Wednesday, September 18, 2013


In response to this blog post "3 Ways to Increase Your (and Your Child’s) Creativity", I commented:

I never told my parents this at the time, but I gave up on being artistic in kindergarten. We made "Indian" clay pots and to my eyes, my little pot was misshapen and ugly, while it seemed that everyone else's pots were delicate and lovely. I felt that I could not ever catch up, so I gave up.

I'm still trying to overcome that.
It's been 47 years and that self-doubt, that self-criticism, still holds me back.

I try to get around it. I have scrapbooked, both physically and digitally. I have used Photoshop and Illustrator to create and manipulate images. I used to draw, a little, back in high school, but would never show it off. I have written (well, you know that, you are reading my blog) fiction, nonfiction, columns, blog posts, talks that I have given at church, a eulogy for my mother.

And yet I still don't feel good enough to say "I am creative."

If you tell yourself something for decades, it's hard to get out of that mental rut.

Yet, that's exactly what I must do. Especially considering that Mom died of Alzheimer's.

I can't afford not to use my brain in every way possible. I have to keep trying new things. I have to keep learning. I have to stretch my brain cells because that's my best way to avoid or stave off mental deterioration.

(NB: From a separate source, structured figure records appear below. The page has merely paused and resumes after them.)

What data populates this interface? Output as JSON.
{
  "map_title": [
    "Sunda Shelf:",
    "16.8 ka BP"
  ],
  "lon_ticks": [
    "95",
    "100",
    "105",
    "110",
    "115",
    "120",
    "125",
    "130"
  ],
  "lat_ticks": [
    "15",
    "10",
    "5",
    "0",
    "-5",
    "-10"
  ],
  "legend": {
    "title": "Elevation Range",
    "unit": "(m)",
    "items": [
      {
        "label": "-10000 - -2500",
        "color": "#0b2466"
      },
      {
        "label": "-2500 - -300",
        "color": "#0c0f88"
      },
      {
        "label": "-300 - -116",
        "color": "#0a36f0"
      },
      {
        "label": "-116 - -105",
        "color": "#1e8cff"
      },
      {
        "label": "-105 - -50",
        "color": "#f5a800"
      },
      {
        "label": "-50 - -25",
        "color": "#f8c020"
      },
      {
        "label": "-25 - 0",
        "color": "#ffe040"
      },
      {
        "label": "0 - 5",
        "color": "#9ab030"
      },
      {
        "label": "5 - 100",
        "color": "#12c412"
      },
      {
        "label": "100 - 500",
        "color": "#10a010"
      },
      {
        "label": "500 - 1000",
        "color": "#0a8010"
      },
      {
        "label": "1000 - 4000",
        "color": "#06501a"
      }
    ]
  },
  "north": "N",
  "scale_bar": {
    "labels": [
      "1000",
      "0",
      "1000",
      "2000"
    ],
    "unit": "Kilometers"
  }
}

I guess my point is that there are things out there that people can do, and if they don't get them right the first time, don't give up. Keep trying. You will find something that you can do, or you will learn to do something better than you did it before.

And for inspiration, watch this video, because not only can you be creative, you can learn new things in a reasonable amount of time:

The video is "The First 20 Hours - How to Learn Anything": Josh Kaufman at TEDxCSU. I love TED talks - they are usually inspiring, and even ones I don't necessarily agree with will make me think.

So I'm going to try this. I haven't yet decided exactly what I will do for my first 20-hour experiment. I have been thinking about NaNoWriMo again, although I'm not sure how writing a novel fits with the 20-hour learning. But that method of breaking things down into easier parts should be applicable to the novel-writing process.

So, we'll see. I will try to learn a new skill, or write a novel (which could be a learning process).